After the spring equinox of 21 March, Sahelian days slowly lengthen, and the midday heat rises remorselessly. The long dry season (rani) passes into the hot season (bazara) of local weather lore, and the daily maximum temperatures reach a climax, in May or June, of 40–43°C, depending on latitude. The cooling Harmattan haze has, by then, long since gone. The land stands bare of growing grass or herbage, the surface pools are but cracked hemispheres of hardened clay, the stumps of last year’s crops stand lifeless on the field ridges, and the herds and flocks scavenge the field detritus or burnt pastures for the last morsels of edible fodder, their bony bodies testifying to the season of starvation. Hungry it is too for households which have failed to produce a year’s food or income. This is the time when the granaries, standing in little groups on the village perimeters, become empty and fall into disrepair. For some they have long been empty, and food has had to be purchased, often selling animals and other valued assets in order to do so. For other, more fortunate ones, a surplus of grain may still remain, putting them into a position of considerable social advantage. Meanwhile, young men return from their dry season migrations (searching for work or trade), perhaps bringing cash to subsidise the livelihoods of relatives, or even invest in a plough, or fertiliser or seed.
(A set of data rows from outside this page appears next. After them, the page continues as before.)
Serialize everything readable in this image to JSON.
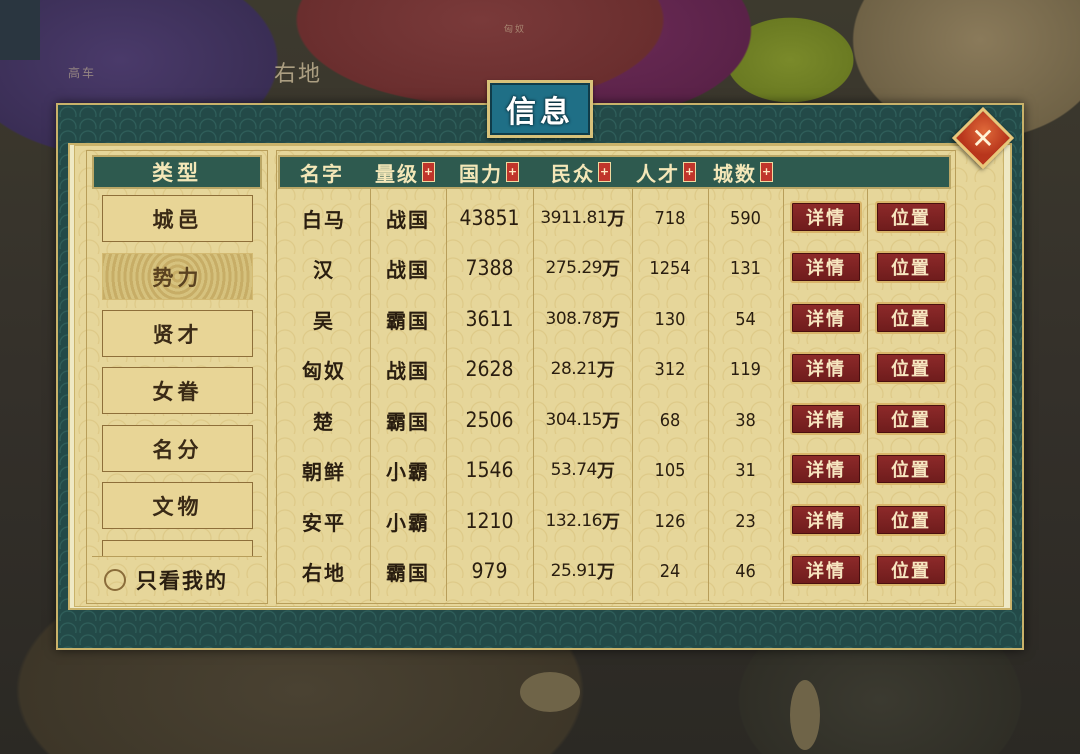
{
  "map": {
    "labels": [
      "右地",
      "高车",
      "匈奴"
    ]
  },
  "dialog": {
    "title": "信息",
    "close_label": "✕"
  },
  "sidebar": {
    "header": "类型",
    "items": [
      {
        "label": "城邑",
        "active": false
      },
      {
        "label": "势力",
        "active": true
      },
      {
        "label": "贤才",
        "active": false
      },
      {
        "label": "女眷",
        "active": false
      },
      {
        "label": "名分",
        "active": false
      },
      {
        "label": "文物",
        "active": false
      }
    ],
    "only_mine_label": "只看我的"
  },
  "table": {
    "columns": [
      {
        "label": "名字",
        "sortable": false
      },
      {
        "label": "量级",
        "sortable": true
      },
      {
        "label": "国力",
        "sortable": true
      },
      {
        "label": "民众",
        "sortable": true
      },
      {
        "label": "人才",
        "sortable": true
      },
      {
        "label": "城数",
        "sortable": true
      }
    ],
    "sort_symbol": "+",
    "detail_label": "详情",
    "locate_label": "位置",
    "rows": [
      {
        "name": "白马",
        "tier": "战国",
        "power": "43851",
        "pop_num": "3911.81",
        "pop_unit": "万",
        "talent": "718",
        "cities": "590"
      },
      {
        "name": "汉",
        "tier": "战国",
        "power": "7388",
        "pop_num": "275.29",
        "pop_unit": "万",
        "talent": "1254",
        "cities": "131"
      },
      {
        "name": "吴",
        "tier": "霸国",
        "power": "3611",
        "pop_num": "308.78",
        "pop_unit": "万",
        "talent": "130",
        "cities": "54"
      },
      {
        "name": "匈奴",
        "tier": "战国",
        "power": "2628",
        "pop_num": "28.21",
        "pop_unit": "万",
        "talent": "312",
        "cities": "119"
      },
      {
        "name": "楚",
        "tier": "霸国",
        "power": "2506",
        "pop_num": "304.15",
        "pop_unit": "万",
        "talent": "68",
        "cities": "38"
      },
      {
        "name": "朝鲜",
        "tier": "小霸",
        "power": "1546",
        "pop_num": "53.74",
        "pop_unit": "万",
        "talent": "105",
        "cities": "31"
      },
      {
        "name": "安平",
        "tier": "小霸",
        "power": "1210",
        "pop_num": "132.16",
        "pop_unit": "万",
        "talent": "126",
        "cities": "23"
      },
      {
        "name": "右地",
        "tier": "霸国",
        "power": "979",
        "pop_num": "25.91",
        "pop_unit": "万",
        "talent": "24",
        "cities": "46"
      }
    ]
  }
}
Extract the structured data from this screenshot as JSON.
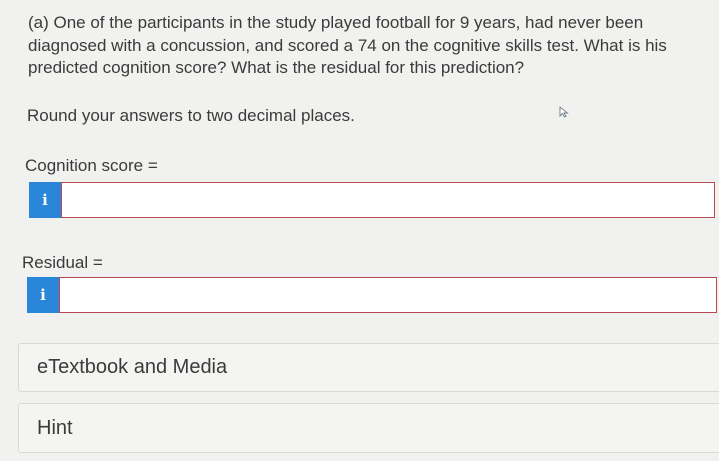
{
  "question": {
    "text": "(a) One of the participants in the study played football for 9 years, had never been diagnosed with a concussion, and scored a 74 on the cognitive skills test. What is his predicted cognition score? What is the residual for this prediction?"
  },
  "instruction": "Round your answers to two decimal places.",
  "fields": {
    "cognition": {
      "label": "Cognition score =",
      "info_glyph": "i",
      "value": ""
    },
    "residual": {
      "label": "Residual =",
      "info_glyph": "i",
      "value": ""
    }
  },
  "panels": {
    "etextbook": "eTextbook and Media",
    "hint": "Hint"
  },
  "colors": {
    "info_button": "#2a86d8",
    "input_border": "#b94852",
    "background": "#f1f1ef"
  },
  "icons": {
    "info": "info-icon",
    "cursor": "mouse-cursor-icon"
  }
}
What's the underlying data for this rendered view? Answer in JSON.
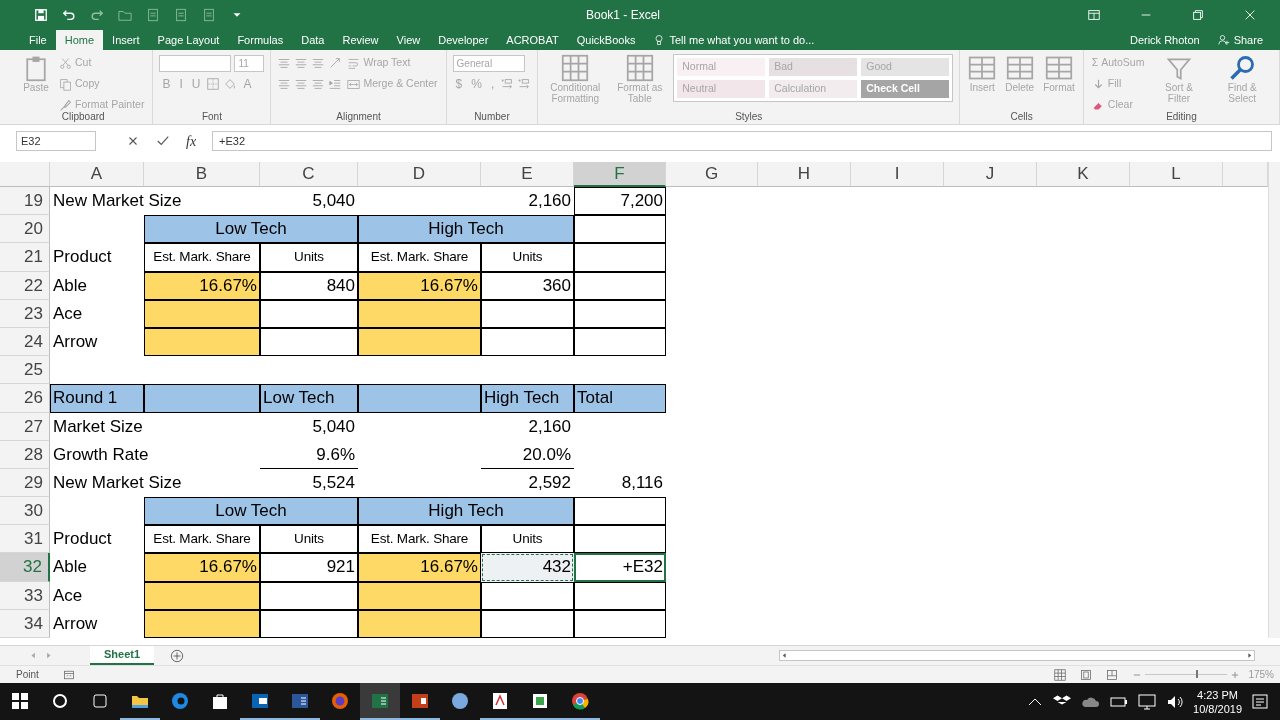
{
  "title_bar": {
    "title": "Book1 - Excel"
  },
  "ribbon_tabs": [
    {
      "label": "File",
      "selected": false
    },
    {
      "label": "Home",
      "selected": true
    },
    {
      "label": "Insert",
      "selected": false
    },
    {
      "label": "Page Layout",
      "selected": false
    },
    {
      "label": "Formulas",
      "selected": false
    },
    {
      "label": "Data",
      "selected": false
    },
    {
      "label": "Review",
      "selected": false
    },
    {
      "label": "View",
      "selected": false
    },
    {
      "label": "Developer",
      "selected": false
    },
    {
      "label": "ACROBAT",
      "selected": false
    },
    {
      "label": "QuickBooks",
      "selected": false
    }
  ],
  "tell_me": {
    "label": "Tell me what you want to do..."
  },
  "user": {
    "name": "Derick Rhoton",
    "share": "Share"
  },
  "ribbon": {
    "disabled": true,
    "groups": [
      {
        "label": "Clipboard",
        "buttons": [
          "Paste",
          "Cut",
          "Copy",
          "Format Painter"
        ]
      },
      {
        "label": "Font",
        "font_size": "11",
        "buttons": [
          "B",
          "I",
          "U",
          "A"
        ]
      },
      {
        "label": "Alignment",
        "buttons": [
          "Wrap Text",
          "Merge & Center"
        ]
      },
      {
        "label": "Number",
        "format": "General",
        "buttons": [
          "$",
          "%",
          ","
        ]
      },
      {
        "label": "Styles",
        "buttons": [
          "Conditional Formatting",
          "Format as Table"
        ],
        "styles": [
          {
            "label": "Normal",
            "color": "#f8f0f2"
          },
          {
            "label": "Bad",
            "color": "#e6e0e2"
          },
          {
            "label": "Good",
            "color": "#e4e4e4"
          },
          {
            "label": "Neutral",
            "color": "#f3e6ea"
          },
          {
            "label": "Calculation",
            "color": "#f2ecef"
          },
          {
            "label": "Check Cell",
            "color": "#a5a5a5"
          }
        ]
      },
      {
        "label": "Cells",
        "buttons": [
          "Insert",
          "Delete",
          "Format"
        ]
      },
      {
        "label": "Editing",
        "sigma": "Σ",
        "buttons": [
          "AutoSum",
          "Fill",
          "Clear",
          "Sort & Filter",
          "Find & Select"
        ]
      }
    ]
  },
  "formula_bar": {
    "name_box": "E32",
    "function": "fx",
    "formula": "+E32"
  },
  "columns": [
    {
      "label": "A",
      "selected": false
    },
    {
      "label": "B",
      "selected": false
    },
    {
      "label": "C",
      "selected": false
    },
    {
      "label": "D",
      "selected": false
    },
    {
      "label": "E",
      "selected": false
    },
    {
      "label": "F",
      "selected": true
    },
    {
      "label": "G",
      "selected": false
    },
    {
      "label": "H",
      "selected": false
    },
    {
      "label": "I",
      "selected": false
    },
    {
      "label": "J",
      "selected": false
    },
    {
      "label": "K",
      "selected": false
    },
    {
      "label": "L",
      "selected": false
    }
  ],
  "rows": [
    {
      "number": "19",
      "selected": false,
      "cells": [
        {
          "kind": "text",
          "text": "New Market Size"
        },
        {
          "kind": "blank"
        },
        {
          "kind": "number",
          "text": "5,040"
        },
        {
          "kind": "blank"
        },
        {
          "kind": "number",
          "text": "2,160"
        },
        {
          "kind": "entry",
          "text": "7,200"
        }
      ]
    },
    {
      "number": "20",
      "selected": false,
      "cells": [
        {
          "kind": "blank"
        },
        {
          "kind": "band",
          "text": "Low Tech"
        },
        {
          "kind": "band",
          "text": "High Tech"
        },
        {
          "kind": "entry"
        }
      ]
    },
    {
      "number": "21",
      "selected": false,
      "cells": [
        {
          "kind": "text",
          "text": "Product"
        },
        {
          "kind": "column_label",
          "text": "Est. Mark. Share"
        },
        {
          "kind": "column_label",
          "text": "Units"
        },
        {
          "kind": "column_label",
          "text": "Est. Mark. Share"
        },
        {
          "kind": "column_label",
          "text": "Units"
        },
        {
          "kind": "entry"
        }
      ]
    },
    {
      "number": "22",
      "selected": false,
      "cells": [
        {
          "kind": "text",
          "text": "Able"
        },
        {
          "kind": "input",
          "text": "16.67%"
        },
        {
          "kind": "entry",
          "text": "840"
        },
        {
          "kind": "input",
          "text": "16.67%"
        },
        {
          "kind": "entry",
          "text": "360"
        },
        {
          "kind": "entry"
        }
      ]
    },
    {
      "number": "23",
      "selected": false,
      "cells": [
        {
          "kind": "text",
          "text": "Ace"
        },
        {
          "kind": "input"
        },
        {
          "kind": "entry"
        },
        {
          "kind": "input"
        },
        {
          "kind": "entry"
        },
        {
          "kind": "entry"
        }
      ]
    },
    {
      "number": "24",
      "selected": false,
      "cells": [
        {
          "kind": "text",
          "text": "Arrow"
        },
        {
          "kind": "input"
        },
        {
          "kind": "entry"
        },
        {
          "kind": "input"
        },
        {
          "kind": "entry"
        },
        {
          "kind": "entry"
        }
      ]
    },
    {
      "number": "25",
      "selected": false
    },
    {
      "number": "26",
      "selected": false,
      "cells": [
        {
          "kind": "heading",
          "text": "Round  1"
        },
        {
          "kind": "heading"
        },
        {
          "kind": "heading",
          "text": "Low Tech"
        },
        {
          "kind": "heading"
        },
        {
          "kind": "heading",
          "text": "High Tech"
        },
        {
          "kind": "heading",
          "text": "Total"
        }
      ]
    },
    {
      "number": "27",
      "selected": false,
      "cells": [
        {
          "kind": "text",
          "text": "Market Size"
        },
        {
          "kind": "blank"
        },
        {
          "kind": "number",
          "text": "5,040"
        },
        {
          "kind": "blank"
        },
        {
          "kind": "number",
          "text": "2,160"
        }
      ]
    },
    {
      "number": "28",
      "selected": false,
      "cells": [
        {
          "kind": "text",
          "text": "Growth Rate"
        },
        {
          "kind": "blank"
        },
        {
          "kind": "subtotal",
          "text": "9.6%"
        },
        {
          "kind": "blank"
        },
        {
          "kind": "subtotal",
          "text": "20.0%"
        }
      ]
    },
    {
      "number": "29",
      "selected": false,
      "cells": [
        {
          "kind": "text",
          "text": "New Market Size"
        },
        {
          "kind": "blank"
        },
        {
          "kind": "number",
          "text": "5,524"
        },
        {
          "kind": "blank"
        },
        {
          "kind": "number",
          "text": "2,592"
        },
        {
          "kind": "number",
          "text": "8,116"
        }
      ]
    },
    {
      "number": "30",
      "selected": false,
      "cells": [
        {
          "kind": "blank"
        },
        {
          "kind": "band",
          "text": "Low Tech"
        },
        {
          "kind": "band",
          "text": "High Tech"
        },
        {
          "kind": "entry"
        }
      ]
    },
    {
      "number": "31",
      "selected": false,
      "cells": [
        {
          "kind": "text",
          "text": "Product"
        },
        {
          "kind": "column_label",
          "text": "Est. Mark. Share"
        },
        {
          "kind": "column_label",
          "text": "Units"
        },
        {
          "kind": "column_label",
          "text": "Est. Mark. Share"
        },
        {
          "kind": "column_label",
          "text": "Units"
        },
        {
          "kind": "entry"
        }
      ]
    },
    {
      "number": "32",
      "selected": true,
      "cells": [
        {
          "kind": "text",
          "text": "Able"
        },
        {
          "kind": "input",
          "text": "16.67%"
        },
        {
          "kind": "entry",
          "text": "921"
        },
        {
          "kind": "input",
          "text": "16.67%"
        },
        {
          "kind": "entry",
          "text": "432",
          "marquee": true,
          "editing": false
        },
        {
          "kind": "entry",
          "text": "+E32",
          "marquee": false,
          "editing": true
        }
      ]
    },
    {
      "number": "33",
      "selected": false,
      "cells": [
        {
          "kind": "text",
          "text": "Ace"
        },
        {
          "kind": "input"
        },
        {
          "kind": "entry"
        },
        {
          "kind": "input"
        },
        {
          "kind": "entry"
        },
        {
          "kind": "entry"
        }
      ]
    },
    {
      "number": "34",
      "selected": false,
      "cells": [
        {
          "kind": "text",
          "text": "Arrow"
        },
        {
          "kind": "input"
        },
        {
          "kind": "entry"
        },
        {
          "kind": "input"
        },
        {
          "kind": "entry"
        },
        {
          "kind": "entry"
        }
      ]
    }
  ],
  "sheet_tabs": [
    {
      "label": "Sheet1",
      "selected": true
    }
  ],
  "status_bar": {
    "mode": "Point",
    "zoom": "175%",
    "zoom_slider": {
      "level": 0.62
    }
  },
  "taskbar": {
    "apps": [
      {
        "running": true,
        "selected": false
      },
      {
        "running": false,
        "selected": false
      },
      {
        "running": false,
        "selected": false
      },
      {
        "running": true,
        "selected": false
      },
      {
        "running": true,
        "selected": false
      },
      {
        "running": false,
        "selected": false
      },
      {
        "running": true,
        "selected": true
      },
      {
        "running": true,
        "selected": false
      },
      {
        "running": false,
        "selected": false
      },
      {
        "running": true,
        "selected": false
      },
      {
        "running": true,
        "selected": false
      },
      {
        "running": true,
        "selected": false
      }
    ],
    "time": "4:23 PM",
    "date": "10/8/2019"
  }
}
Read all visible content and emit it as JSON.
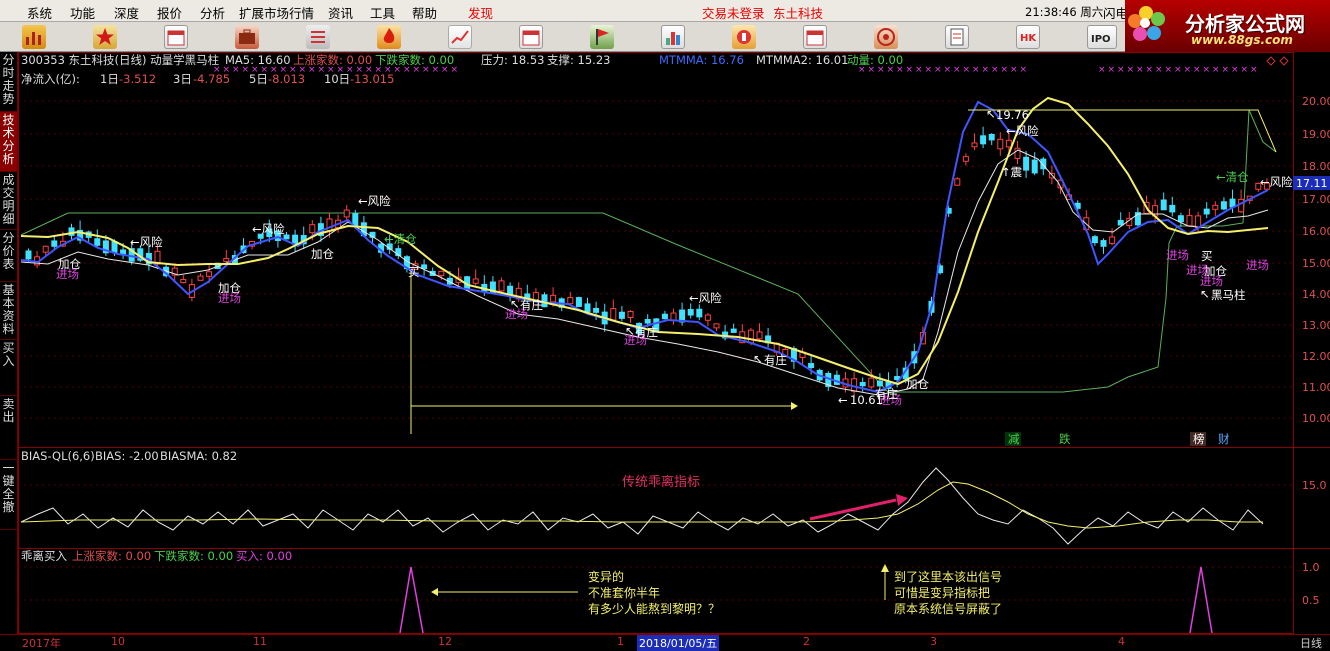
{
  "menu": {
    "items": [
      "系统",
      "功能",
      "深度",
      "报价",
      "分析",
      "扩展市场行情",
      "资讯",
      "工具",
      "帮助",
      "发现"
    ],
    "status_left": "交易未登录",
    "status_right": "东土科技",
    "clock": "21:38:46 周六",
    "right_tab": "闪电"
  },
  "logo": {
    "title": "分析家公式网",
    "url": "www.88gs.com"
  },
  "toolbar_icons": [
    "chart-icon",
    "star-icon",
    "calendar-icon",
    "briefcase-icon",
    "list-icon",
    "fire-icon",
    "trend-icon",
    "calendar-icon",
    "flag-icon",
    "ranking-icon",
    "news-icon",
    "calendar-icon",
    "target-icon",
    "document-icon",
    "hk-icon",
    "ipo-icon"
  ],
  "toolbar_labels": {
    "hk": "HK",
    "ipo": "IPO"
  },
  "left_tabs": [
    "分时走势",
    "技术分析",
    "成交明细",
    "分价表",
    "基本资料",
    "买入",
    "卖出",
    "一键全撤"
  ],
  "main": {
    "code_name": "300353 东土科技(日线) 动量学黑马柱",
    "ma5": "MA5: 16.60",
    "up_count": "上涨家数: 0.00",
    "down_count": "下跌家数: 0.00",
    "pressure": "压力: 18.53",
    "support": "支撑: 15.23",
    "mtmma": "MTMMA: 16.76",
    "mtmma2": "MTMMA2: 16.01",
    "momentum": "动量: 0.00",
    "flow_label": "净流入(亿):",
    "flow": [
      {
        "period": "1日",
        "value": "-3.512"
      },
      {
        "period": "3日",
        "value": "-4.785"
      },
      {
        "period": "5日",
        "value": "-8.013"
      },
      {
        "period": "10日",
        "value": "-13.015"
      }
    ],
    "price_axis": [
      "20.00",
      "19.00",
      "18.00",
      "17.00",
      "16.00",
      "15.00",
      "14.00",
      "13.00",
      "12.00",
      "11.00",
      "10.00"
    ],
    "current_price": "17.11",
    "high_mark": "19.76",
    "low_mark": "10.61",
    "signals": {
      "risk": "←风险",
      "add": "加仓",
      "enter": "进场",
      "clear": "←清仓",
      "zhuang": "有庄",
      "buy": "买",
      "black_horse": "黑马柱",
      "shake": "↑震"
    },
    "bottom_tags": [
      "减",
      "跌",
      "榜",
      "财"
    ]
  },
  "bias": {
    "title": "BIAS-QL(6,6)",
    "bias": "BIAS: -2.00",
    "biasma": "BIASMA: 0.82",
    "annotation": "传统乖离指标",
    "axis": "15.0"
  },
  "buy": {
    "title": "乖离买入",
    "up_count": "上涨家数: 0.00",
    "down_count": "下跌家数: 0.00",
    "buy_value": "买入: 0.00",
    "note1": [
      "变异的",
      "不准套你半年",
      "有多少人能熬到黎明？？"
    ],
    "note2": [
      "到了这里本该出信号",
      "可惜是变异指标把",
      "原本系统信号屏蔽了"
    ],
    "axis": [
      "1.0",
      "0.5"
    ]
  },
  "dates": {
    "labels": [
      "2017年",
      "10",
      "11",
      "12",
      "1",
      "2018/01/05/五",
      "2",
      "3",
      "4"
    ],
    "period": "日线"
  }
}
But for all, this is a time of discomfort, when the men and boys sleep in the street at night to find a little breeze, when the frequency or abundance of the daily meals declines, and sums are done to ration out what remains until the expected harvest in three or four months’ time. It is also a time of enforced idleness, when nobody knows when the rain will begin and everyone fit to work must wait, gathering their energy under the shade trees by day, knowing that the year offers but one subsistence opportunity, a short race lasting a few months, whose start is missed at one’s peril.